Motono Chie, Nakata Junichi, Koike Ryotaro, Shimizu Kana, Shirota Matsuyuki, Amemiya Takayuki, Tomii Kentaro, Nagano Nozomi, Sakaya Naofumi, Misoo Kiyotaka, Sato Miwa, Kidera Akinori, Hiroaki Hidekazu, Shirai Tsuyoshi, Kinoshita Kengo, Noguchi Tamotsu, Ota Motonori
Computational Biology Research Center, National Institute of Advanced Industrial Science and Technology, Tokyo 135-0064, Japan.
Nucleic Acids Res. 2011 Jan;39(Database issue):D487-93. doi: 10.1093/nar/gkq1057. Epub 2010 Nov 3.
Most proteins from higher organisms are known to be multi-domain proteins and contain substantial numbers of intrinsically disordered (ID) regions. To analyse such protein sequences, those from human for instance, we developed a special protein-structure-prediction pipeline and accumulated the products in the Structure Atlas of Human Genome (SAHG) database at http://bird.cbrc.jp/sahg. With the pipeline, human proteins were examined by local alignment methods (BLAST, PSI-BLAST and Smith-Waterman profile-profile alignment), global-local alignment methods (FORTE) and prediction tools for ID regions (POODLE-S) and homology modeling (MODELLER). Conformational changes of protein models upon ligand-binding were predicted by simultaneous modeling using templates of apo and holo forms. When there were no suitable templates for holo forms and the apo models were accurate, we prepared holo models using prediction methods for ligand-binding (eF-seek) and conformational change (the elastic network model and the linear response theory). Models are displayed as animated images. As of July 2010, SAHG contains 42,581 protein-domain models in approximately 24,900 unique human protein sequences from the RefSeq database. Annotation of models with functional information and links to other databases such as EzCatDB, InterPro or HPRD are also provided to facilitate understanding the protein structure-function relationships.

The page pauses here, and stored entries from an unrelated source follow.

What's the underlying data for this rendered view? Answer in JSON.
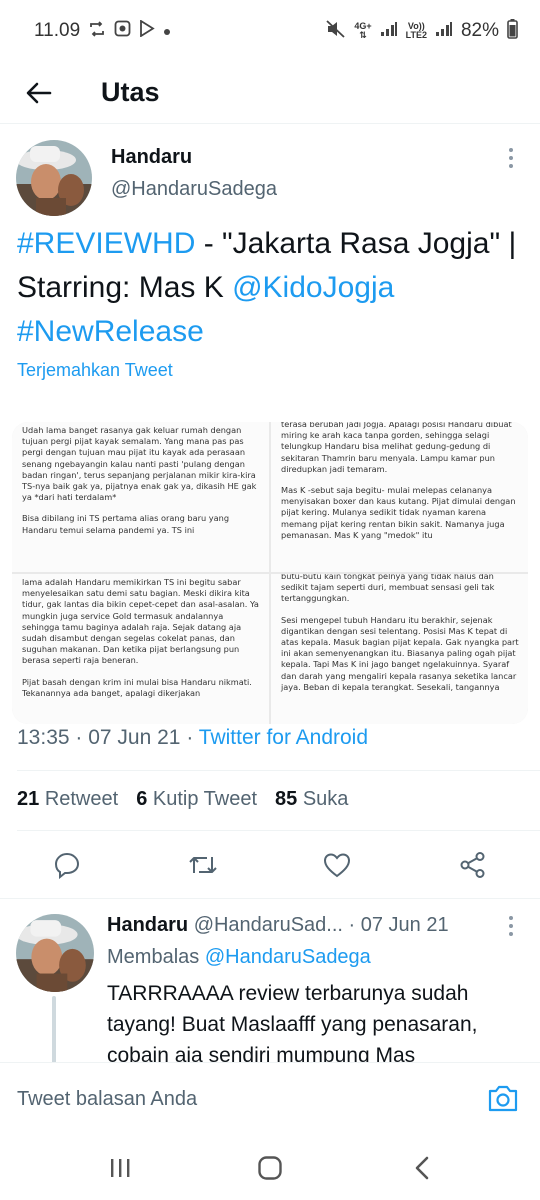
{
  "status_bar": {
    "time": "11.09",
    "net_4g": "4G+",
    "volte_label": "Vo))",
    "lte2_label": "LTE2",
    "battery": "82%"
  },
  "header": {
    "title": "Utas"
  },
  "tweet": {
    "author_name": "Handaru",
    "author_handle": "@HandaruSadega",
    "text_parts": {
      "hashtag_review": "#REVIEWHD",
      "title_part": " - \"Jakarta Rasa Jogja\" | Starring: Mas K ",
      "mention": "@KidoJogja",
      "space": " ",
      "hashtag_new": "#NewRelease"
    },
    "translate_label": "Terjemahkan Tweet",
    "media_text": {
      "tl": [
        "Udah lama banget rasanya gak keluar rumah dengan tujuan pergi pijat kayak semalam. Yang mana pas pas pergi dengan tujuan mau pijat itu kayak ada perasaan senang ngebayangin kalau nanti pasti 'pulang dengan badan ringan', terus sepanjang perjalanan mikir kira-kira TS-nya baik gak ya, pijatnya enak gak ya, dikasih HE gak ya *dari hati terdalam*",
        "Bisa dibilang ini TS pertama alias orang baru yang Handaru temui selama pandemi ya. TS ini"
      ],
      "tr": [
        "terasa berubah jadi Jogja. Apalagi posisi Handaru dibuat miring ke arah kaca tanpa gorden, sehingga selagi telungkup Handaru bisa melihat gedung-gedung di sekitaran Thamrin baru menyala. Lampu kamar pun diredupkan jadi temaram.",
        "Mas K -sebut saja begitu- mulai melepas celananya menyisakan boxer dan kaus kutang. Pijat dimulai dengan pijat kering. Mulanya sedikit tidak nyaman karena memang pijat kering rentan bikin sakit. Namanya juga pemanasan. Mas K yang \"medok\" itu"
      ],
      "bl": [
        "lama adalah Handaru memikirkan TS ini begitu sabar menyelesaikan satu demi satu bagian. Meski dikira kita tidur, gak lantas dia bikin cepet-cepet dan asal-asalan. Ya mungkin juga service Gold termasuk andalannya sehingga tamu baginya adalah raja. Sejak datang aja sudah disambut dengan segelas cokelat panas, dan suguhan makanan. Dan ketika pijat berlangsung pun berasa seperti raja beneran.",
        "Pijat basah dengan krim ini mulai bisa Handaru nikmati. Tekanannya ada banget, apalagi dikerjakan"
      ],
      "br": [
        "butu-butu kain tongkat pelnya yang tidak halus dan sedikit tajam seperti duri, membuat sensasi geli tak tertanggungkan.",
        "Sesi mengepel tubuh Handaru itu berakhir, sejenak digantikan dengan sesi telentang. Posisi Mas K tepat di atas kepala. Masuk bagian pijat kepala. Gak nyangka part ini akan semenyenangkan itu. Biasanya paling ogah pijat kepala. Tapi Mas K ini jago banget ngelakuinnya. Syaraf dan darah yang mengaliri kepala rasanya seketika lancar jaya. Beban di kepala terangkat. Sesekali, tangannya"
      ]
    },
    "time": "13:35",
    "dot": " · ",
    "date": "07 Jun 21",
    "source": "Twitter for Android",
    "stats": {
      "retweet_count": "21",
      "retweet_label": "Retweet",
      "quote_count": "6",
      "quote_label": "Kutip Tweet",
      "like_count": "85",
      "like_label": "Suka"
    }
  },
  "reply": {
    "author_name": "Handaru",
    "author_handle": "@HandaruSad...",
    "dot": " · ",
    "date": "07 Jun 21",
    "replying_label": "Membalas",
    "replying_to": "@HandaruSadega",
    "text": "TARRRAAAA review terbarunya sudah tayang! Buat Maslaafff yang penasaran, cobain aja sendiri mumpung Mas"
  },
  "composer": {
    "placeholder": "Tweet balasan Anda"
  },
  "colors": {
    "link": "#1d9bf0",
    "muted": "#536471",
    "text": "#0f1419"
  }
}
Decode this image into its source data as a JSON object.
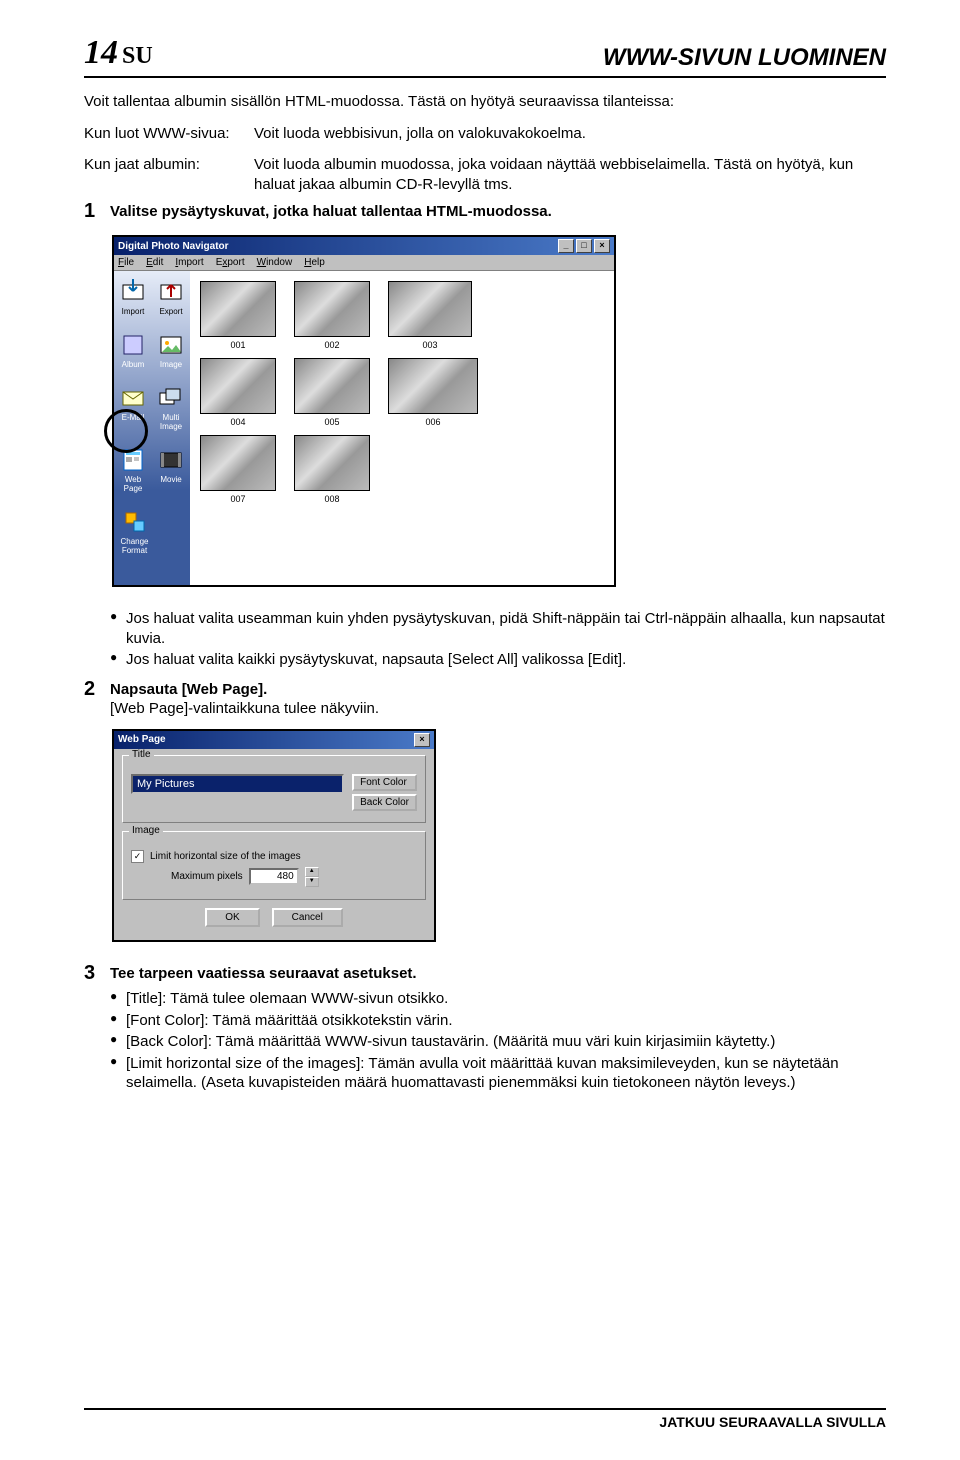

已知大多数高等生物的蛋白质都是多结构域蛋白,并且含有大量的内在无序(ID)区域。为了分析这类蛋白质序列,例如人类的蛋白质序列,我们开发了一种特殊的蛋白质结构预测流程,并将结果积累到位于http://bird.cbrc.jp/sahg的人类基因组结构图谱(SAHG)数据库中。通过该流程,利用局部比对方法(BLAST、PSI-BLAST和Smith-Waterman profile-profile比对)、全局-局部比对方法(FORTE)以及ID区域预测工具(POODLE-S)和同源建模(MODELLER)对人类蛋白质进行了检测。通过使用无配体和有配体形式的模板进行同步建模,预测了蛋白质模型在配体结合时的构象变化。当没有合适的有配体形式的模板且无配体模型准确时,我们使用配体结合预测方法(eF-seek)和构象变化预测方法(弹性网络模型和线性响应理论)来构建有配体模型。模型以动画图像的形式展示。截至2010年7月,SAHG包含来自RefSeq数据库中约24,900个独特人类蛋白质序列的42,581个蛋白质结构域模型。还提供了带有功能信息的模型注释以及与其他数据库(如EzCatDB、InterPro或HPRD)的链接,以促进对蛋白质结构-功能关系的理解。